Ascension with faith and confidence
From here, we reach another feature of growth stocks:
Growth stocks are actually growing with faith and confidence. This belief and confidence does not deteriorate unless the expected growth and stock rise performance deteriorates for a long time. As a result, we can see more valuable market values in these stocks than Koç Holding. Most growth stocks have high valuation ratios, such as price/earnings. Because here the focus is not on how many times the price of the profit is. How much the company will grow… This also paves the way for a rapid rise in share prices with the same belief and trust mechanism. Tesla is an example of one of the most striking global growth stocks. With a price/earnings ratio of 1444 in 2020, Tesla’s P/E was 36 times the S&P 500 and NASDAQ average P/E. Tesla P/E fell to 107.94 after the fall in global share prices due to the Fed effect. However, it still has an P/E of 18 times the S&P 500 average. Shares such as Netflix, Apple, Amazon, Block, Paypal, Square are examples of other global growth stocks. On the other hand, this feature (rising with faith and confidence) is actually a handicap for such stock investors. Because the deterioration of trust, failure to reach the expected performance for a long time, this stocks It can also cause the chain to run completely in reverse. For this reason, it is also accepted that there are riskier stocks with the philosophy that growth stocks will suffer more if they fall from high.

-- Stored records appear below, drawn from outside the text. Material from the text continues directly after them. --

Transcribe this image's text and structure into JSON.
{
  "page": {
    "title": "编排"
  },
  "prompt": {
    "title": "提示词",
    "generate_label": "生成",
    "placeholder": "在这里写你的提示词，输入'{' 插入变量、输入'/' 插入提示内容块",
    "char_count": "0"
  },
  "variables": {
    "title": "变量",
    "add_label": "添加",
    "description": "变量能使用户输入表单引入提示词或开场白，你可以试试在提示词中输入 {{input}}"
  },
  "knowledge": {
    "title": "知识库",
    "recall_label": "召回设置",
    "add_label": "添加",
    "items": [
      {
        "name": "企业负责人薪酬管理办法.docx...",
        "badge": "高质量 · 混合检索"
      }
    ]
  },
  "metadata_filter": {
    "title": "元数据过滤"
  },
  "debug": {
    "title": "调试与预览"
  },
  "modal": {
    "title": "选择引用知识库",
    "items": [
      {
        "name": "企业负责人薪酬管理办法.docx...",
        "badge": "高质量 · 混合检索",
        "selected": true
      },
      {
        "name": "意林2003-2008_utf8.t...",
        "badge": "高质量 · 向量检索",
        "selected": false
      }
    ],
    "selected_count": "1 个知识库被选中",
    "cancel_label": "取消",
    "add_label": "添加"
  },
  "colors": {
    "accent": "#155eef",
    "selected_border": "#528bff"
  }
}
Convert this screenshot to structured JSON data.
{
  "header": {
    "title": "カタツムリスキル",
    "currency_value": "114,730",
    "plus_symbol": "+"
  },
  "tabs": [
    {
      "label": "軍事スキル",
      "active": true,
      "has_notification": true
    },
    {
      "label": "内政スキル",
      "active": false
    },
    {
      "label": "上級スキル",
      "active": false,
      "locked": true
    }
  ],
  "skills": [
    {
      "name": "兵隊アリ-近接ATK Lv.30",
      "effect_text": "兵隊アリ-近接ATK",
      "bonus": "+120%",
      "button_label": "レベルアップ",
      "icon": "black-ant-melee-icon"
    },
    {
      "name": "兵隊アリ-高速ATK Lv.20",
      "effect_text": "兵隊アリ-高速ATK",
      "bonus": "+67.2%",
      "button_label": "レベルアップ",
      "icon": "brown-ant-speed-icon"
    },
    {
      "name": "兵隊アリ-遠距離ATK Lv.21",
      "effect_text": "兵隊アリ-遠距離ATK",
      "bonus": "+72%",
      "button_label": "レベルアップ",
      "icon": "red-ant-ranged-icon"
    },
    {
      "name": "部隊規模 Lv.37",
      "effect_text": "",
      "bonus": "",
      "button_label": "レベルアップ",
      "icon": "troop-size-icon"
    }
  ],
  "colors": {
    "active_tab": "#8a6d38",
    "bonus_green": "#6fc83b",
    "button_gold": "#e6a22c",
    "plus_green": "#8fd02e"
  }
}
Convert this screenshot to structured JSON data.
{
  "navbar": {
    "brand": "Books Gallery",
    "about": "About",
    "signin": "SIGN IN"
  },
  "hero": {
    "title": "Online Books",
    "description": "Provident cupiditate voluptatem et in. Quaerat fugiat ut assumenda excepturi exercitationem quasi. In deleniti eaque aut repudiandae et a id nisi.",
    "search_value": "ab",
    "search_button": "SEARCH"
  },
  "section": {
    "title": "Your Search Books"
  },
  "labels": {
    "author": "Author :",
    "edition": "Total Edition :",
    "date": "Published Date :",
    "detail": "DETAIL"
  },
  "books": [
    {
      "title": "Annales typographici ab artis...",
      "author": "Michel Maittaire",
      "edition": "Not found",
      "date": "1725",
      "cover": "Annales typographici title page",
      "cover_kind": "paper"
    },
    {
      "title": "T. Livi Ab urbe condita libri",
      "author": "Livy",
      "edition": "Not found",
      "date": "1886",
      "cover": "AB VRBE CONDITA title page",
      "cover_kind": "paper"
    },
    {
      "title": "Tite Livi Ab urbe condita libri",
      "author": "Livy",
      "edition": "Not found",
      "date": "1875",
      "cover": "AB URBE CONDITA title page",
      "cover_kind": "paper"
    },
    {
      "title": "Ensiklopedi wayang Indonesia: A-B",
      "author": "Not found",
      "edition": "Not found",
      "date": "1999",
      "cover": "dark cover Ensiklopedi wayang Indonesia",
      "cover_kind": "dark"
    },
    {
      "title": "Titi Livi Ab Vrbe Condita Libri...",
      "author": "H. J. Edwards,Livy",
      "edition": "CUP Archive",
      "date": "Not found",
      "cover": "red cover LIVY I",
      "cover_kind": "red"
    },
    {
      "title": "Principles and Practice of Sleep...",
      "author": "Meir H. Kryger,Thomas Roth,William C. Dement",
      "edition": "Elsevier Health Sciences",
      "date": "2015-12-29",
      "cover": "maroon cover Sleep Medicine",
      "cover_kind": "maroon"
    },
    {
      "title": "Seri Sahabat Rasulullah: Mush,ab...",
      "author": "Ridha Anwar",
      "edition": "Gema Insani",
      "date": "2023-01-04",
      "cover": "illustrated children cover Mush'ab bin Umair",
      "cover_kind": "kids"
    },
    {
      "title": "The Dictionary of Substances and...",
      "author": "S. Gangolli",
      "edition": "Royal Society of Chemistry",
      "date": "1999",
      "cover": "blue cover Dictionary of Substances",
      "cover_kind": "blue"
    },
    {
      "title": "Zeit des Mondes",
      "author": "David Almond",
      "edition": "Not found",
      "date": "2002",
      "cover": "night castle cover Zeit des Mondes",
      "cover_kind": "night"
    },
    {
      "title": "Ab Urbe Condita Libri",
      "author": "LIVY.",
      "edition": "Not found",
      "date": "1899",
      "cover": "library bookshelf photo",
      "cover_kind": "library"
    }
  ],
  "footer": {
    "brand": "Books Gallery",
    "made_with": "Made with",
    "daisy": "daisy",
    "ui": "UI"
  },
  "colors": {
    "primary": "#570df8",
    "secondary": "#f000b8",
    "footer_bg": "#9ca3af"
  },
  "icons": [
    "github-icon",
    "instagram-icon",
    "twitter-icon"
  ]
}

Characteristics of growth stocks
So what are growth stocks and what are their features? In fact, in the jargon of global financial markets, we see companies operating in new and fast-growing markets with common features of growth stocks, thus making a journey towards leadership both by benefiting from the growth rate of these sectors and with a faster growth performance than the sector in which they operate. However, exemplary growth stocks in Turkey are mostly operating in some traditional sectors. Of course, we are not seeing some recently emerged examples that fit the first definition. For example, renewable energy, micro mobility, electric vehicles, new energy storage technologies, companies with investments in genetic research can be given as examples. But we will examine these companies in our analyzes in the coming weeks. Since our topic this week is the analysis of the last 10 years, these companies could not find a place for themselves in this analysis.